Portugal está a viver a segunda onda de calor do ano mas poderá vir a ter em meio século oito a dez em cada ano, alerta o professor e investigador Pedro Matos Soares.
Atualmente o continente tem já o dobro das ondas de calor em relação ao século passado, explica em entrevista à agência Lusa o especialista, investigador principal do Instituto Dom Luis, professor no Departamento de Engenharia Geográfica, Geofísica e Energia (ambos da Faculdade de Ciências da Universidade de Lisboa.
Doutorado em Física da Atmosfera, o especialista trabalha há vários anos na modelização climática regional, alterações climáticas, eventos extremos e interações terra-atmosfera-oceano.
Citando números do “clima histórico” de Portugal, de 1971 a 2000, afirma: “Tínhamos uma a duas ondas de calor em Portugal. E agora já, neste clima que estamos a entrar, estamos a falar de entre duas e três no litoral, ou três no interior”. “Em maio tivemos uma onda de calor, já vamos na segunda”.

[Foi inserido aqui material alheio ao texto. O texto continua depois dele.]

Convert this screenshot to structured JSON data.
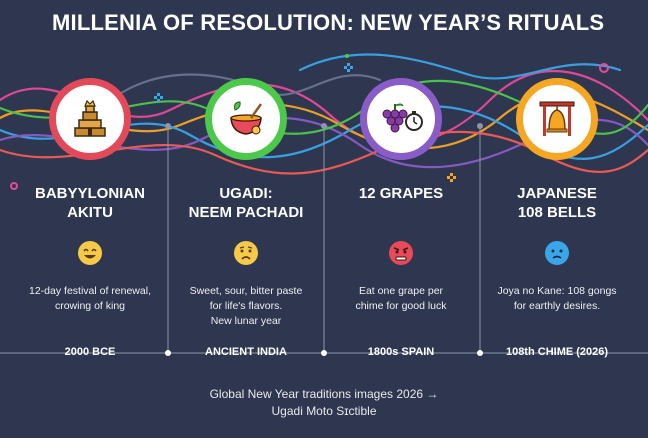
{
  "title": "MILLENIA OF RESOLUTION: NEW YEAR’S RITUALS",
  "colors": {
    "background": "#2e3650",
    "ring_red": "#e24a5a",
    "ring_green": "#4cc94a",
    "ring_purple": "#8a5cc7",
    "ring_orange": "#f5a623",
    "emoji_yellow": "#f7c948",
    "emoji_red": "#e84a5a",
    "emoji_blue": "#3aa6e8"
  },
  "columns": [
    {
      "heading_line1": "BABYYLONIAN",
      "heading_line2": "AKITU",
      "icon": "ziggurat-icon",
      "emoji": "happy-face-icon",
      "desc_line1": "12-day festival of renewal,",
      "desc_line2": "crowing of king",
      "desc_line3": "",
      "timeline": "2000 BCE"
    },
    {
      "heading_line1": "UGADI:",
      "heading_line2": "NEEM PACHADI",
      "icon": "bowl-icon",
      "emoji": "worried-face-icon",
      "desc_line1": "Sweet, sour, bitter paste",
      "desc_line2": "for life's flavors.",
      "desc_line3": "New lunar year",
      "timeline": "ANCIENT INDIA"
    },
    {
      "heading_line1": "12 GRAPES",
      "heading_line2": "",
      "icon": "grapes-clock-icon",
      "emoji": "angry-face-icon",
      "desc_line1": "Eat one grape per",
      "desc_line2": "chime for good luck",
      "desc_line3": "",
      "timeline": "1800s SPAIN"
    },
    {
      "heading_line1": "JAPANESE",
      "heading_line2": "108 BELLS",
      "icon": "bell-icon",
      "emoji": "sad-face-icon",
      "desc_line1": "Joya no Kane: 108 gongs",
      "desc_line2": "for earthly desires.",
      "desc_line3": "",
      "timeline": "108th CHIME (2026)"
    }
  ],
  "footer": {
    "line1": "Global New Year traditions images 2026 →",
    "line2": "Ugadi Moto Sɪctible"
  }
}
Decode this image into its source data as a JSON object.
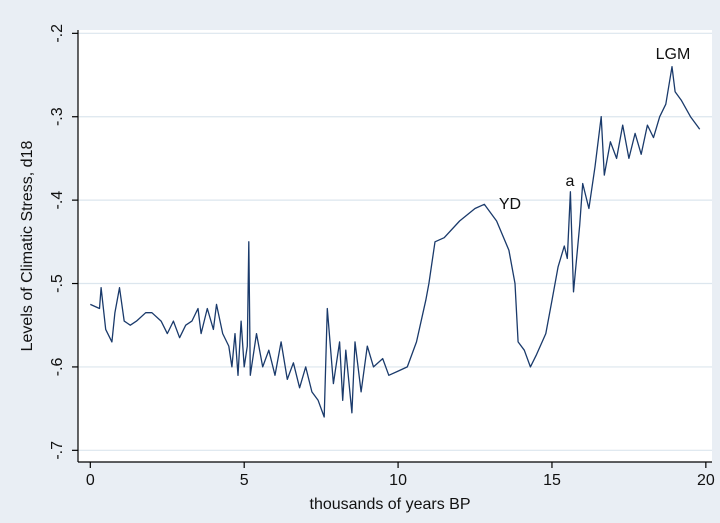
{
  "chart_data": {
    "type": "line",
    "xlabel": "thousands of years BP",
    "ylabel": "Levels of Climatic Stress, d18",
    "annotations": [
      "LGM",
      "YD",
      "a"
    ],
    "color": "#1a3a6b",
    "grid": true,
    "xlim": [
      -0.4,
      20.2
    ],
    "ylim": [
      -0.714,
      -0.196
    ],
    "xticks": [
      0,
      5,
      10,
      15,
      20
    ],
    "yticks": [
      {
        "value": -0.2,
        "label": "-.2"
      },
      {
        "value": -0.3,
        "label": "-.3"
      },
      {
        "value": -0.4,
        "label": "-.4"
      },
      {
        "value": -0.5,
        "label": "-.5"
      },
      {
        "value": -0.6,
        "label": "-.6"
      },
      {
        "value": -0.7,
        "label": "-.7"
      }
    ],
    "x": [
      0.0,
      0.3,
      0.35,
      0.5,
      0.7,
      0.8,
      0.95,
      1.1,
      1.3,
      1.5,
      1.8,
      2.0,
      2.3,
      2.5,
      2.7,
      2.9,
      3.1,
      3.3,
      3.5,
      3.6,
      3.8,
      4.0,
      4.1,
      4.3,
      4.5,
      4.6,
      4.7,
      4.8,
      4.9,
      5.0,
      5.1,
      5.15,
      5.2,
      5.4,
      5.6,
      5.8,
      6.0,
      6.2,
      6.4,
      6.6,
      6.8,
      7.0,
      7.2,
      7.4,
      7.6,
      7.7,
      7.9,
      8.1,
      8.2,
      8.3,
      8.5,
      8.6,
      8.8,
      9.0,
      9.2,
      9.5,
      9.7,
      10.0,
      10.3,
      10.6,
      10.9,
      11.0,
      11.2,
      11.5,
      12.0,
      12.5,
      12.8,
      13.2,
      13.6,
      13.8,
      13.9,
      14.1,
      14.3,
      14.5,
      14.8,
      15.0,
      15.2,
      15.4,
      15.5,
      15.6,
      15.7,
      15.9,
      16.0,
      16.2,
      16.4,
      16.6,
      16.7,
      16.9,
      17.1,
      17.3,
      17.5,
      17.7,
      17.9,
      18.1,
      18.3,
      18.5,
      18.7,
      18.9,
      19.0,
      19.2,
      19.5,
      19.8
    ],
    "values": [
      -0.525,
      -0.53,
      -0.505,
      -0.555,
      -0.57,
      -0.535,
      -0.505,
      -0.545,
      -0.55,
      -0.545,
      -0.535,
      -0.535,
      -0.545,
      -0.56,
      -0.545,
      -0.565,
      -0.55,
      -0.545,
      -0.53,
      -0.56,
      -0.53,
      -0.555,
      -0.525,
      -0.56,
      -0.575,
      -0.6,
      -0.56,
      -0.61,
      -0.545,
      -0.6,
      -0.575,
      -0.45,
      -0.61,
      -0.56,
      -0.6,
      -0.58,
      -0.61,
      -0.57,
      -0.615,
      -0.595,
      -0.625,
      -0.6,
      -0.63,
      -0.64,
      -0.66,
      -0.53,
      -0.62,
      -0.57,
      -0.64,
      -0.58,
      -0.655,
      -0.57,
      -0.63,
      -0.575,
      -0.6,
      -0.59,
      -0.61,
      -0.605,
      -0.6,
      -0.57,
      -0.52,
      -0.5,
      -0.45,
      -0.445,
      -0.425,
      -0.41,
      -0.405,
      -0.425,
      -0.46,
      -0.5,
      -0.57,
      -0.58,
      -0.6,
      -0.585,
      -0.56,
      -0.52,
      -0.48,
      -0.455,
      -0.47,
      -0.39,
      -0.51,
      -0.43,
      -0.38,
      -0.41,
      -0.36,
      -0.3,
      -0.37,
      -0.33,
      -0.35,
      -0.31,
      -0.35,
      -0.32,
      -0.345,
      -0.31,
      -0.325,
      -0.3,
      -0.285,
      -0.24,
      -0.27,
      -0.28,
      -0.3,
      -0.315
    ]
  }
}
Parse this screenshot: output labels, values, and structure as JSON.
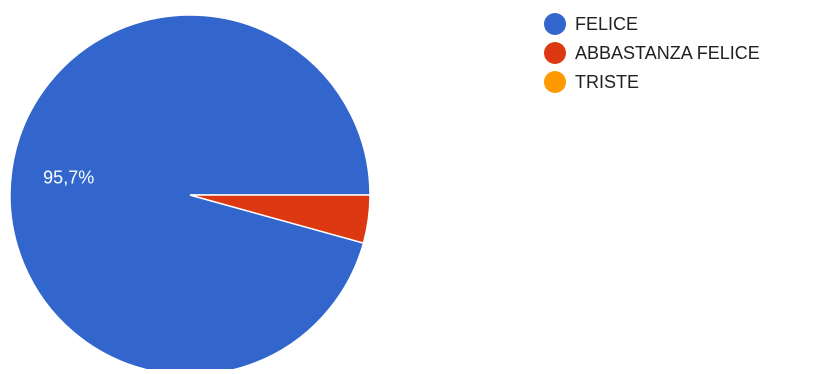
{
  "chart_data": {
    "type": "pie",
    "title": "",
    "categories": [
      "FELICE",
      "ABBASTANZA FELICE",
      "TRISTE"
    ],
    "values": [
      95.7,
      4.3,
      0
    ],
    "colors": [
      "#3366cc",
      "#dc3912",
      "#ff9900"
    ],
    "data_labels": [
      "95,7%",
      "",
      ""
    ],
    "legend": {
      "position": "right",
      "items": [
        "FELICE",
        "ABBASTANZA FELICE",
        "TRISTE"
      ]
    }
  }
}
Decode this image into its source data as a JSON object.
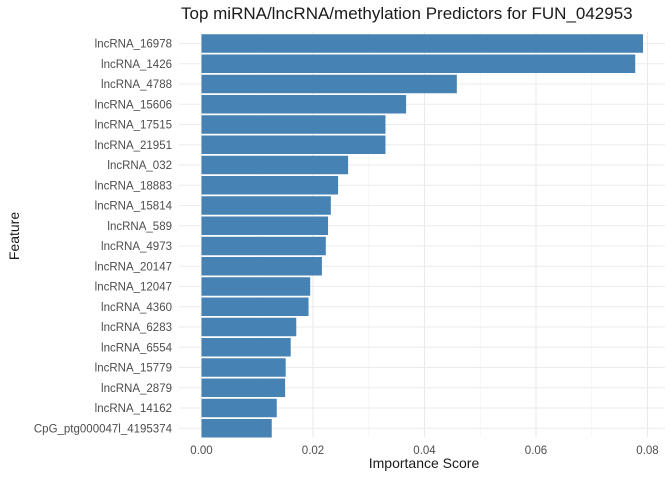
{
  "chart_data": {
    "type": "bar",
    "orientation": "horizontal",
    "title": "Top miRNA/lncRNA/methylation Predictors for FUN_042953",
    "xlabel": "Importance Score",
    "ylabel": "Feature",
    "xlim": [
      0.0,
      0.08
    ],
    "x_ticks": [
      "0.00",
      "0.02",
      "0.04",
      "0.06",
      "0.08"
    ],
    "bar_color": "#4682B4",
    "grid": true,
    "categories": [
      "lncRNA_16978",
      "lncRNA_1426",
      "lncRNA_4788",
      "lncRNA_15606",
      "lncRNA_17515",
      "lncRNA_21951",
      "lncRNA_032",
      "lncRNA_18883",
      "lncRNA_15814",
      "lncRNA_589",
      "lncRNA_4973",
      "lncRNA_20147",
      "lncRNA_12047",
      "lncRNA_4360",
      "lncRNA_6283",
      "lncRNA_6554",
      "lncRNA_15779",
      "lncRNA_2879",
      "lncRNA_14162",
      "CpG_ptg000047l_4195374"
    ],
    "values": [
      0.0792,
      0.0778,
      0.0458,
      0.0367,
      0.033,
      0.033,
      0.0263,
      0.0245,
      0.0232,
      0.0227,
      0.0223,
      0.0216,
      0.0195,
      0.0192,
      0.017,
      0.016,
      0.0151,
      0.015,
      0.0135,
      0.0126
    ]
  }
}
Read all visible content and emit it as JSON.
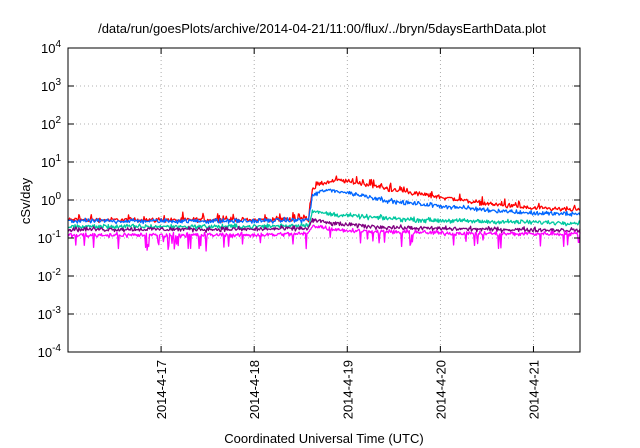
{
  "chart_data": {
    "type": "line",
    "title": "/data/run/goesPlots/archive/2014-04-21/11:00/flux/../bryn/5daysEarthData.plot",
    "xlabel": "Coordinated Universal Time (UTC)",
    "ylabel": "cSv/day",
    "yscale": "log",
    "ylim_exp": [
      -4,
      4
    ],
    "ytick_exponents": [
      -4,
      -3,
      -2,
      -1,
      0,
      1,
      2,
      3,
      4
    ],
    "ytick_base": "10",
    "xlim": [
      "2014-04-16 00:00",
      "2014-04-21 12:00"
    ],
    "xticks": [
      "2014-4-17",
      "2014-4-18",
      "2014-4-19",
      "2014-4-20",
      "2014-4-21"
    ],
    "xtick_dates": [
      "2014-04-17 00:00",
      "2014-04-18 00:00",
      "2014-04-19 00:00",
      "2014-04-20 00:00",
      "2014-04-21 00:00"
    ],
    "grid": true,
    "legend": "none",
    "series": [
      {
        "color": "#ff0000",
        "x": [
          "2014-04-16 00:00",
          "2014-04-17 00:00",
          "2014-04-18 00:00",
          "2014-04-18 14:00",
          "2014-04-18 15:00",
          "2014-04-18 18:00",
          "2014-04-18 22:00",
          "2014-04-19 06:00",
          "2014-04-19 12:00",
          "2014-04-20 00:00",
          "2014-04-20 12:00",
          "2014-04-21 00:00",
          "2014-04-21 12:00"
        ],
        "y": [
          0.3,
          0.3,
          0.3,
          0.32,
          2.0,
          2.8,
          3.3,
          2.5,
          1.8,
          1.2,
          0.8,
          0.6,
          0.55
        ]
      },
      {
        "color": "#0066ff",
        "x": [
          "2014-04-16 00:00",
          "2014-04-17 00:00",
          "2014-04-18 00:00",
          "2014-04-18 14:00",
          "2014-04-18 15:00",
          "2014-04-18 18:00",
          "2014-04-18 22:00",
          "2014-04-19 06:00",
          "2014-04-19 12:00",
          "2014-04-20 00:00",
          "2014-04-20 12:00",
          "2014-04-21 00:00",
          "2014-04-21 12:00"
        ],
        "y": [
          0.28,
          0.28,
          0.28,
          0.3,
          1.3,
          1.8,
          1.7,
          1.2,
          0.9,
          0.7,
          0.55,
          0.45,
          0.42
        ]
      },
      {
        "color": "#00c8a0",
        "x": [
          "2014-04-16 00:00",
          "2014-04-17 00:00",
          "2014-04-18 00:00",
          "2014-04-18 14:00",
          "2014-04-18 15:00",
          "2014-04-18 20:00",
          "2014-04-19 06:00",
          "2014-04-19 18:00",
          "2014-04-20 12:00",
          "2014-04-21 12:00"
        ],
        "y": [
          0.2,
          0.2,
          0.2,
          0.22,
          0.5,
          0.42,
          0.35,
          0.3,
          0.27,
          0.25
        ]
      },
      {
        "color": "#800080",
        "x": [
          "2014-04-16 00:00",
          "2014-04-17 00:00",
          "2014-04-18 00:00",
          "2014-04-18 14:00",
          "2014-04-18 15:00",
          "2014-04-18 20:00",
          "2014-04-19 06:00",
          "2014-04-19 18:00",
          "2014-04-20 12:00",
          "2014-04-21 12:00"
        ],
        "y": [
          0.17,
          0.17,
          0.17,
          0.18,
          0.3,
          0.24,
          0.2,
          0.18,
          0.17,
          0.16
        ]
      },
      {
        "color": "#ff00ff",
        "x": [
          "2014-04-16 00:00",
          "2014-04-17 00:00",
          "2014-04-18 00:00",
          "2014-04-18 14:00",
          "2014-04-18 15:00",
          "2014-04-18 20:00",
          "2014-04-19 06:00",
          "2014-04-19 18:00",
          "2014-04-20 12:00",
          "2014-04-21 12:00"
        ],
        "y": [
          0.12,
          0.12,
          0.12,
          0.13,
          0.22,
          0.17,
          0.15,
          0.14,
          0.13,
          0.13
        ]
      }
    ]
  }
}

Na entrevista à Lusa Pedro Matos Soares explica o que levou à onda de calor que Portugal continental está a atravessar, diz que é um fenómeno meteorológico natural e que pode nem estar relacionado com as alterações climáticas. Mas garante que elas aumentam exponencialmente a probabilidade de acontecerem vagas de calor.
A atual vaga de calor, explica, resulta de o anticiclone dos Açores, normalmente centrado na região do arquipélago, se ter estendido e abarcado, desde a semana passada, a Península Ibérica. O sistema de altas pressões tem associado ventos no sentido horário, pelo que o ar vai aquecendo ao passar pela Península exposta ao sol e provoca o aumento da temperatura.
Na segunda-feira formou-se uma depressão (baixa pressão) a sudoeste da Península Ibérica. Pela posição, e porque promove o escoamento do ar no sentido contrário ao dos ponteiros do relógio, está a transportar para Portugal ar de África.
São fenómenos naturais e até frequentes, diz. Mas acrescenta: “O que não há duvida é que temos, ano após ano, batido o recorde de temperatura global continental, estamos a ter um dos anos hidrológicos mais secos de sempre, tivemos o maio mais quente de sempre em Portugal, quer dizer que a probabilidade de termos esta onda de calor é muitíssimo maior com alterações climáticas do que sem as alterações climáticas, isso é uma realidade”.
Pedro Matos Soares trabalha no desenvolvimento de modelos climáticos, que permitem estudar o clima presente e o futuro, sendo essa modelação climática global e regional importante para perceber como vai o clima evoluir, seja do ponto de vista médio seja nos extremos climáticos.
“Se observarmos as projeções para as ondas de calor em Portugal “projetamos para os últimos 30 anos do século, de acordo com o cenário mais gravoso, termos cerca de 08 a 10 ondas de calor por ano”, diz.
“Estamos a falar de 10 vezes mais do que temos em clima histórico”, salienta, explicando no entanto que esse é um cenário mais gravoso e que se os objetivos de redução dos gases com efeito de estufa preconizados no Acordo de Paris forem cumpridos o cenário é de um aumento de duas ondas de calor perto do final do século.
Para já há um dado que o especialista confirma, “dados robustos” com base nos modelos e nas observações: o clima de hoje já é diferente do clima de até ao final do século XX.
Dados da Agência Portuguesa do Ambiente (APA) indicam que dos 30 anos mais quentes em Portugal continental entre 1931 a 2020, 21 ocorreram depois de 1990 e 13 depois de 2000. E que os quatro anos mais secos desde 1931 ocorreram todos depois de 2003.